A mobilização e envolvimento da população é um dos desafios apontados por entrevistados, que relatam que é difícil levar a população a participar das atividades e das lutas. A falta de cultura participativa leva as pessoas a preferir outras atividades de entretenimento à participar de reuniões. A comunidade participa mais quando há presença de autoridades públicas ou em espaços públicos de participação, como o Orçamento Participativo. Porém a falta de compromisso do poder público com as questões discutidas e a sua efetivação levaria a um desânimo na participação das pessoas das comunidades.

“Eu acho ela um pouco desunida [a Associação de Bairro da qual é representante]. A gente se reúne mais quando tem reuniões... quando o Secretário chama para o OP...”.

“É difícil mobilizar a população para qualquer debate quando o horário da atividade compete com o horário da novela ou do jogo [de futebol] do Santos”.

“A população reclama muito, mas, na hora de participar, não participa. Eles falam: Ah, mas vai adiantar alguma coisa? Adianta, vai lá, porque adianta! Não adianta ficar falando pro seu vizinho!”.
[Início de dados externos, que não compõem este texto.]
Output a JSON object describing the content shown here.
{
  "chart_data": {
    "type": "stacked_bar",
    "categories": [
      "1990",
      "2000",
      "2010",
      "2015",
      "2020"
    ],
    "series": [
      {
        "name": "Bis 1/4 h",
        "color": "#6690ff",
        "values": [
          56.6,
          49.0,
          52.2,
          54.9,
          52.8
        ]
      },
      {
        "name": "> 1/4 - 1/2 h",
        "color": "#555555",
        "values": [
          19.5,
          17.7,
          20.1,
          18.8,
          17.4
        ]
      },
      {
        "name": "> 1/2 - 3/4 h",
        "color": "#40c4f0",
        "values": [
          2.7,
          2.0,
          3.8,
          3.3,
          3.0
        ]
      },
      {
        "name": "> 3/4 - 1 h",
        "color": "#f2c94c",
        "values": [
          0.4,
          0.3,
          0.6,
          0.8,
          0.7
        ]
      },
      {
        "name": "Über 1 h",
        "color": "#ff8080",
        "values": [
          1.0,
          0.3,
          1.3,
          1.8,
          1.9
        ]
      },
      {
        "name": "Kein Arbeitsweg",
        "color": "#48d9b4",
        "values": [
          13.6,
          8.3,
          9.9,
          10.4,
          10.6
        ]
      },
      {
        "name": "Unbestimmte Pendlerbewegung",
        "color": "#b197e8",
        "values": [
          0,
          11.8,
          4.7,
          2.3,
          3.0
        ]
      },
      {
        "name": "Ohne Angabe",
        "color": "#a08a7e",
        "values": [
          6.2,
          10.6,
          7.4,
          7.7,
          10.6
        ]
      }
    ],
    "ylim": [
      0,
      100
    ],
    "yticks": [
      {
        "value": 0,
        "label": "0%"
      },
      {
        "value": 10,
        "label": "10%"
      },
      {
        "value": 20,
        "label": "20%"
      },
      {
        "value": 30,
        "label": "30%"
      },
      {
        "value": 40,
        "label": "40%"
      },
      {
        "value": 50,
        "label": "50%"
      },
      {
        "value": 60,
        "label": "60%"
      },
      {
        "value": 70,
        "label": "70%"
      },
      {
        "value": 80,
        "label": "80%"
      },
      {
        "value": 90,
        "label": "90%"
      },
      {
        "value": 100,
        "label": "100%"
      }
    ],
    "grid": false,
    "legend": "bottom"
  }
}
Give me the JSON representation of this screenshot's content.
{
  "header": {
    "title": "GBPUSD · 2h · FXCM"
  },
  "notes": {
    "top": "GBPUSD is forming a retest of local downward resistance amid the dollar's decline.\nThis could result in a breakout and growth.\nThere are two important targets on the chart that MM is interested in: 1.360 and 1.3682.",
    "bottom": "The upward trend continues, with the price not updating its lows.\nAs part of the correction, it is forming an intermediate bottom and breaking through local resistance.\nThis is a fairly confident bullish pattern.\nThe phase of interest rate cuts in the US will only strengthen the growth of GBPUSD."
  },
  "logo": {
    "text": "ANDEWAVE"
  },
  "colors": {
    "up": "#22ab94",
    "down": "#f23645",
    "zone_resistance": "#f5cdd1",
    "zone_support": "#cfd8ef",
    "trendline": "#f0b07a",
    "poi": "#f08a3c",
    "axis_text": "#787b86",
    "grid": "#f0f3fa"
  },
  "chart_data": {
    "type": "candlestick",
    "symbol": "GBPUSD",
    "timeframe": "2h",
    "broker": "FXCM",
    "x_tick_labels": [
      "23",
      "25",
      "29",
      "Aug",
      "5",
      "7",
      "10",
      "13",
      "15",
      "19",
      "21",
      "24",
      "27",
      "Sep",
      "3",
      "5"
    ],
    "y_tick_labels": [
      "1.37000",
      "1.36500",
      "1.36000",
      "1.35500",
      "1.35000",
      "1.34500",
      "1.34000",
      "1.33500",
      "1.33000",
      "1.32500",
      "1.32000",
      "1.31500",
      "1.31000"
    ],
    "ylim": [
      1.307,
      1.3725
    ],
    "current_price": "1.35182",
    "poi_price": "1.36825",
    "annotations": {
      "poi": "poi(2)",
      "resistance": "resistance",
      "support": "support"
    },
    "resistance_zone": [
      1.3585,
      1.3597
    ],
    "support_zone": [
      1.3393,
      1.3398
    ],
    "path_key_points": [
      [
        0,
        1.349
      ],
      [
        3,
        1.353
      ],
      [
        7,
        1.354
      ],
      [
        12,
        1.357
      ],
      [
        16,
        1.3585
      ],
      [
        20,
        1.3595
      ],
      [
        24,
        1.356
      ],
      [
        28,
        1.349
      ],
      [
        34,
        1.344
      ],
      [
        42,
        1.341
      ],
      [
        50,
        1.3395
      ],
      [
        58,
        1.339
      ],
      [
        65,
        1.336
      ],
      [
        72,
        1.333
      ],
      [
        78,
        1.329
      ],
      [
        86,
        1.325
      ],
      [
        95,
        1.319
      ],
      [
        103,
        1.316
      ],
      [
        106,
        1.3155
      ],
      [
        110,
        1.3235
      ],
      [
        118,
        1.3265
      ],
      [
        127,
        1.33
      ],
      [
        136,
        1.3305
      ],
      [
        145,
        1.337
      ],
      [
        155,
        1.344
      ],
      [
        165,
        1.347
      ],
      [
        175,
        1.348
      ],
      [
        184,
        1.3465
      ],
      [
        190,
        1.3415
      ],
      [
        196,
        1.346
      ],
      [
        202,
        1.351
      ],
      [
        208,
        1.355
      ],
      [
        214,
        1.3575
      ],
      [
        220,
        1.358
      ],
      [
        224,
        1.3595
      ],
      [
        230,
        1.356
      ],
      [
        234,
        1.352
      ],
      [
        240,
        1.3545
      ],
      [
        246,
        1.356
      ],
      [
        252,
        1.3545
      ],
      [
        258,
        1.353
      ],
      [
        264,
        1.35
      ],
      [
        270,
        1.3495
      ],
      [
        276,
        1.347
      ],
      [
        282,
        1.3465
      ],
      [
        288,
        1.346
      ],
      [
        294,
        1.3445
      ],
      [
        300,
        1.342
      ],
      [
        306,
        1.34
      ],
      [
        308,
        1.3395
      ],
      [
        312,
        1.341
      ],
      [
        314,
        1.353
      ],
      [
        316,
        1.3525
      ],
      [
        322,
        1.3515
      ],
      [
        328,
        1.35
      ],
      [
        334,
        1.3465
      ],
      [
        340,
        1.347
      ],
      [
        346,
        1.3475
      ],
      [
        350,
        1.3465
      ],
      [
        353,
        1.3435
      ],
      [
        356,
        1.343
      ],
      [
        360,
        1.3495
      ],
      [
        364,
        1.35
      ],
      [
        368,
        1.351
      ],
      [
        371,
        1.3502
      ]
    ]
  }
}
“Eu acho ela um pouco desunida [a Associação de Bairro da qual é representante]. A gente se reúne mais quando tem reuniões... quando o Secretário chama para o OP...”.

“É que o desenvolvimento passa pela mão de políticos, infelizmente, aí você perde um pouco a esperança...” [No sentido de que sentem falta de um compromisso maior por parte do poder público em dar um retorno adequado à população sobre as questões levantadas, eventualmente].

“Tá faltando interesse dos políticos para entrar em contato e fazer coisas...”.

A colônia de pescadores é provavelmente uma das organizações mais antigas de São Vicente. Os associados à Colônia até pouco tempo atrás tinha mais de 4.400 pescadores. Atualmente estimam um pouco mais de 500 pescadores. Todos os aposentados tiveram a suas licenças de pesca cancelados e portanto não podem mais fazer parte de Colônia de Pesca. Ela, porém atende os pescadores de outros municípios, especialmente do Município de Praia Grande.

Suas atividades são voltadas principalmente em atender as demandas burocráticas dos seus associados e de realização de cursos e atividades festivas. Porém a colônia é único instrumento de organização dos pescadores artesanais, que geralmente exercem a sua atividade de maneira bem dispersa e isoladamente. Eles têm pouca organização em torno às questões de infraestrutura para a pesca, assim como para a comercialização do pescado.